I’ve known for quite a long time now that I liked guys, at least a dozen years, but it wasn’t until just recently that I actually comprehended it. For the longest time it didn’t really mean anything to me and I just assumed that I wasn’t really attracted to girls was because the ones that I knew didn’t really met my ‘list’ for what I was looking for in a wife. This heterosexual worldview was one of the 2 main reasons that it took me a long time to come to terms with my sexual orientation, but the other was that I believe for a very long time that homosexuality was sinful.
I didn’t have much of an understanding of what it was to begin with, and then growing up in a conservative environment meant that the only portrayal of queers I heard was the stereotypical one: promiscuous, alcoholic, drug abusers. If that’s what queers were like, then it was obvious that homosexuality was sinful. I didn’t even need to know that the Bible said it was sin, but of course it did and that’s what I was told by other Christians on the rare occasion it was ever mentioned.
But, thankfully, life’s not quite so simple. A natural question to ask would be why I hadn’t seriously challenged my beliefs about the sinfulness of homosexuality before the last couple years. My only answer is that it wasn’t that pressing of an issue, and I had questioned/examined a great many of my other beliefs and found no reason to doubt them. So since I had found the principles taught in the Bible to be so trustworthy, reliable, and accurate I assumed that what the Bible says about homosexuality must also be correct.
And you know what? I still believe that. I just happen to think that the Bible doesn’t actually say about homosexuality what most conservative Christians seem to think it says. I’m not going to give all of my reasons for taking a different interpretation (I’ll probably do that in a future post), but I will at least say what I think the Bible is actually talking about: rape, pedophilia, and prostitution, specifically pagan temple prostitution. And all that aside, there is no hint of the Bible talking about orientation, merely the acts, which were often committed by heterosexuals in ancient times (much like we see heterosexual male on male rape in today’s prisons).

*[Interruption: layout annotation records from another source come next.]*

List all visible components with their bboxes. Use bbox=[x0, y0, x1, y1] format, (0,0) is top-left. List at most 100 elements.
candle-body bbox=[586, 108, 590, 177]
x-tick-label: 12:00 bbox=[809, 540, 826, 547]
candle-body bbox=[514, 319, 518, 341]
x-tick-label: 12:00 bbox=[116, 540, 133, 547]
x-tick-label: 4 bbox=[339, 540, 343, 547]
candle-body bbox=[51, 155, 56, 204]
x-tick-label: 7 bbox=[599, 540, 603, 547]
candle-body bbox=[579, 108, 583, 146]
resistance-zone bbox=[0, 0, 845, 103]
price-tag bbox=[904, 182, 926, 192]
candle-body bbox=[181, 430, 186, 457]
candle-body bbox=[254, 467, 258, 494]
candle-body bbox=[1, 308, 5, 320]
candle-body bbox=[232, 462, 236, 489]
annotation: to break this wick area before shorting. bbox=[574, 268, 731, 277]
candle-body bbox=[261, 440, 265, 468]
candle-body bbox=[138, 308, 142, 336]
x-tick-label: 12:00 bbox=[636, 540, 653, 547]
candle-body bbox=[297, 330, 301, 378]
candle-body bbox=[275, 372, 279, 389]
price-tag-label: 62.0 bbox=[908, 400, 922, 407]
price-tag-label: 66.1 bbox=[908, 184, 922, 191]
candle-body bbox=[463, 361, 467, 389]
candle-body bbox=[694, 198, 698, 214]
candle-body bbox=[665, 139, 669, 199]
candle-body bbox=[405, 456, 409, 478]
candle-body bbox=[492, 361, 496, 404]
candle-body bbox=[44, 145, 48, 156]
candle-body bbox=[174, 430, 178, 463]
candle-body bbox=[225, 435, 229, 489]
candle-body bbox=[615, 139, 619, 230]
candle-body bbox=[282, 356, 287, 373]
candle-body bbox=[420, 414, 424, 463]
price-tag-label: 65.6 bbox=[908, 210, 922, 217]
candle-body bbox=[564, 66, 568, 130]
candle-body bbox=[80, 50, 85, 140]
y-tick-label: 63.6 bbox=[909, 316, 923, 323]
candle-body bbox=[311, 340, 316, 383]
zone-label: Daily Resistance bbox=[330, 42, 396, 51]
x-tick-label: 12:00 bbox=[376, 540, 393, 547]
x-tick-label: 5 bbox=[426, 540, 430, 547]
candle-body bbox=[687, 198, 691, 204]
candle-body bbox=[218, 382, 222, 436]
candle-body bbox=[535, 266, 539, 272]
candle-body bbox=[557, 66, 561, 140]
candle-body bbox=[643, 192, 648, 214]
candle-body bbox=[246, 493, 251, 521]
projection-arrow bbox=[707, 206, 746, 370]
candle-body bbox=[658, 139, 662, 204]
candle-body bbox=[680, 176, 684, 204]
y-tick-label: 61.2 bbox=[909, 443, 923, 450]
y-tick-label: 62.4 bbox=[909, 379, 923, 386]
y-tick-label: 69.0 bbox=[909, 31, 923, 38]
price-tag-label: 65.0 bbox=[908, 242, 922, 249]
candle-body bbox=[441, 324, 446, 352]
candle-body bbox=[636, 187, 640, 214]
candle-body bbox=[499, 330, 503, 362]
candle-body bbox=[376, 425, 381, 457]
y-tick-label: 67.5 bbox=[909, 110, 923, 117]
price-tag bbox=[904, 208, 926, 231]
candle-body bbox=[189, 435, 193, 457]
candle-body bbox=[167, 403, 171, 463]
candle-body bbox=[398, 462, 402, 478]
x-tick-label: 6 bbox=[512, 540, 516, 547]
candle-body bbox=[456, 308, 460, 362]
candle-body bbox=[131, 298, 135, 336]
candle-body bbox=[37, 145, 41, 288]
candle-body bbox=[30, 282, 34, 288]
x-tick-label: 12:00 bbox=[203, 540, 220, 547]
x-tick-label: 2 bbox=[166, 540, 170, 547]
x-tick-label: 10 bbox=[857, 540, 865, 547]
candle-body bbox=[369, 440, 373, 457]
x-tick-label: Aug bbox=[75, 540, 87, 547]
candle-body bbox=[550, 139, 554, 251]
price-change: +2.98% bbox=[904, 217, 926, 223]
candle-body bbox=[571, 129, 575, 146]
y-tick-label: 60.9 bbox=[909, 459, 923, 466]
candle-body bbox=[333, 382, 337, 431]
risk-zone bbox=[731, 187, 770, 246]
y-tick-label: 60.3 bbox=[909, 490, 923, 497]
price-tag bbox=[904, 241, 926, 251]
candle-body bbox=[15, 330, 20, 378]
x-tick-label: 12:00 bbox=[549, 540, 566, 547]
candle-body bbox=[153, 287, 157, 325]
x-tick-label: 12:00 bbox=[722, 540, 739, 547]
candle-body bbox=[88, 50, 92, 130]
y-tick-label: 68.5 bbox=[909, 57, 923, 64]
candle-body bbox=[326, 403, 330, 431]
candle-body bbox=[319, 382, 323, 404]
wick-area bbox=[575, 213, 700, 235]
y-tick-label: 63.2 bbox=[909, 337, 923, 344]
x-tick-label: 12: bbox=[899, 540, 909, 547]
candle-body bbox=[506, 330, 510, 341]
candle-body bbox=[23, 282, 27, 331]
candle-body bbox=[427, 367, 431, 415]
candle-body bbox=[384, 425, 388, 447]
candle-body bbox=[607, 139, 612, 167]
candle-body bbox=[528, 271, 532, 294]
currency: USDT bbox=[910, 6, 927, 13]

Once I started getting to know some actual gay people, who happened to not fit the stereotype at all, my view about the sinfulness of homosexuality was seriously challenged. Then I started to examine what the Bible actually said and the context in which it was said, and my beliefs were revolutionized. I’m making it sound a bit simpler than it was, this all occurred over a decade, so it was no simple easy matter. However, it was most worth it.
One of the most helpful things in coming to terms with my sexual orientation and what I believe the Bible says was to met and talk with other queer Christians. It is not only possible to be queer and Christian, but to also be so while still upholding Biblical inerrancy and not devaluing or ignoring parts of Scripture.
To close out I want to add an ironic thanks to Patrick Henry College. It was/is from my professors, the staff, and other students that I have really grown into a greater appreciation for examining my beliefs and why I hold them. And they were correct when they said that there was nothing to fear in examining my beliefs because we know that the Scriptures are true and the truth of God can handle the testing. Of course I very much doubt they approve of the conclusions I’ve come to, but I can’t help thinking that they are the ones being fearful now. Conservative Christians are so determined they know for sure what the Bible says about homosexuality, and yet they won’t actually examine the Scriptures and historical evidence for themselves because if they did they would find something to fear: that they were wrong and have been leading people astray from the truth and casting others out whom Jesus would have (and does) accept with open arms.